Cibo di strada a Coimbatore: samosa, poori, kaya baji e pakkavada (Foto @prajith vasudevan)
Cibo di strada a Coimbatore: samosa, poori, kaya baji e pakkavada (Foto @prajith vasudevan) 
Una tazza di the che lascia traccia nel cuore, una paratha, ricco pane farcito con patate e verdure, o i dosa, a base di farina di riso: lungo il Gange i sapori sono unici. E a casa porti qualche ricetta, ma soprattutto il gusto 
della lentezza
3 minuti di lettura

Il cibo di strada è unione, conoscenza, condivisione. È famiglia, è una fotografia dell’India dove puoi imparare un piatto osservandone tutti i passaggi. Il cibo di strada è lentezza ed è velocità allo stesso tempo: puoi passare ore a chiacchierare con qualcuno, puoi mangiarti una cosa al volo in un momento di pausa o tra un acquisto e l’altro. Il cibo di strada arriva dritto al naso, raccoglie gli odori più intensi della cucina indiana. Nei miei numerosi viaggi in India ho sperimentato lo street food del Nord, del Sud, dell’Est e dell’Ovest.
Ogni regione ha ovviamente le sue caratteristiche, ma vorrei soffermarmi sul mio ultimo viaggio. Sono atterrata a Delhi, città intensa negli odori e nella sua ricca e frenetica attività. Spesso dà il benvenuto ai turisti e viene usata come città di passaggio prima di muoversi verso il Rajastan o il Punjab o verso Varanasi per esempio, come ho fatto io. Pahar Ganji è un quartiere di Delhi che amo particolarmente perchè si trova vicino alla stazione ed è brulicante di vita. C’è una via principale dove il traffico di Delhi trova il suo massimo sfogo e dove confluiscono tante viuzze laterali. Si può mangiare fino a notte tarda. 

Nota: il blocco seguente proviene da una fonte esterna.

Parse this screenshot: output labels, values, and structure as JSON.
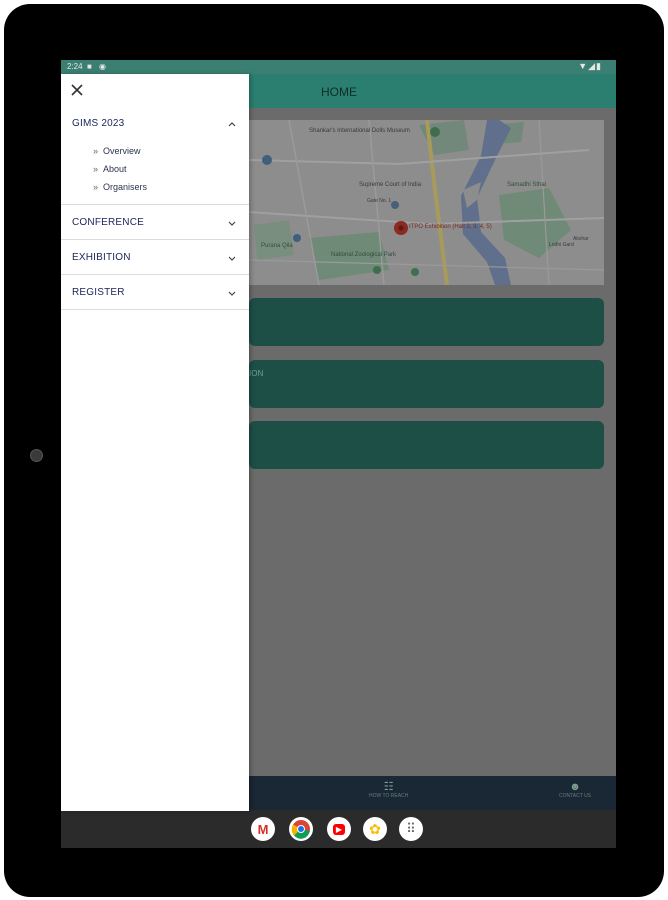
{
  "status_bar": {
    "time": "2:24",
    "left_icons": [
      "lock-icon",
      "alarm-icon"
    ],
    "right_icons": [
      "wifi-icon",
      "signal-icon",
      "battery-icon"
    ]
  },
  "app_bar": {
    "title": "HOME"
  },
  "drawer": {
    "close_icon": "close-icon",
    "sections": [
      {
        "label": "GIMS 2023",
        "expanded": true,
        "items": [
          {
            "label": "Overview"
          },
          {
            "label": "About"
          },
          {
            "label": "Organisers"
          }
        ]
      },
      {
        "label": "CONFERENCE",
        "expanded": false
      },
      {
        "label": "EXHIBITION",
        "expanded": false
      },
      {
        "label": "REGISTER",
        "expanded": false
      }
    ]
  },
  "map": {
    "labels": {
      "museum": "Shankar's International Dolls Museum",
      "itpo": "ITPO Exhibition (Hall 2, 3, 4, 5)",
      "zoo": "National Zoological Park",
      "samadhi": "Samadhi Sthal",
      "supreme": "Supreme Court of India",
      "purana": "Purana Qila",
      "gate": "Gate No. 1",
      "lodhi": "Lodhi Gard",
      "akshar": "Akshar"
    }
  },
  "cards": [
    {
      "label": ""
    },
    {
      "label": "ION"
    },
    {
      "label": ""
    }
  ],
  "bottom_nav": [
    {
      "label": "HOW TO REACH",
      "icon": "route-icon"
    },
    {
      "label": "CONTACT US",
      "icon": "contact-person-icon"
    }
  ],
  "dock": [
    {
      "name": "gmail-icon",
      "glyph": "M",
      "color": "#d93025"
    },
    {
      "name": "chrome-icon",
      "glyph": "",
      "color": "#1a73e8"
    },
    {
      "name": "youtube-icon",
      "glyph": "▶",
      "color": "#ff0000"
    },
    {
      "name": "photos-icon",
      "glyph": "✿",
      "color": "#fbbc04"
    },
    {
      "name": "app-drawer-icon",
      "glyph": "⠿",
      "color": "#5f6368"
    }
  ],
  "colors": {
    "app_bar": "#2a7f70",
    "drawer_text": "#1b2559",
    "scrim_card": "#1d4f47",
    "bottom_nav": "#1a2734"
  }
}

Il chai è il re sovrano dello street food: non si può vivere appieno l’India senza gustarne una buona tazza: è una bevanda riscaldante ed energizzante a base di the nero, zenzero fresco tritato, cardamomo, cannella, macis (fiore della noce moscata), pippali (pepe lungo), latte di mucca e zucchero (tanto zucchero!). Si vedono spesso grandi pentoloni in cui viene mescolata questa preziosa bevanda e poi versata in bicchierini di vetro o - spostandosi in altre parti dell’India - in ciotole di terracotta. Il sapore è unico e irripetibile; la leggerezza viene conferita dalle spezie e dal cuocere il latte con lo stesso quantitativo di acqua per renderlo più digeribile. Provarlo lascerà una traccia indelebile nel cuore di chi lo beve e ne accrescerà la voglia di sperimentarne diversi durante la giornata. Il chai si accompagna spesso a uno snack, quasi sempre fritto. All’odore si unisce il suono del friccicore dell’olio dove vengono riposte piccole o grandi frittelle: pakora, bhaji, vada e tantissimi altri tipi. Sono quasi tutti fatti con la pastella di farina di urud dhal (una lenticchia che tiene bene l’impasto e rende la frittella molto croccante e gustosa). Difficile trovare la carne o il pesce all’interno. La maggior parte degli snack sono vegetariani, anzi direi proprio vegani. Ovviamente anche in questo genere di cucina c’è una logica perché in India tutto va gustato al completo, non possono mancare tutti i sapori: il dolce, il salato, l’acido, il piccante, l’amaro e l’astringente. Quando qualcuno di questi manca, arriva una bella salsa di accompagnamento fatta colare sopra lo snack o messa a parte in una ciotolina. Il mondo dei chutney è infinito: tamarindo, mango, limone, cocco, pomodoro… solo per citarne alcuni. Tornati a casa si vorranno riproporre tutti i piatti, ma i più facili da riproporre saranno proprio le salse. 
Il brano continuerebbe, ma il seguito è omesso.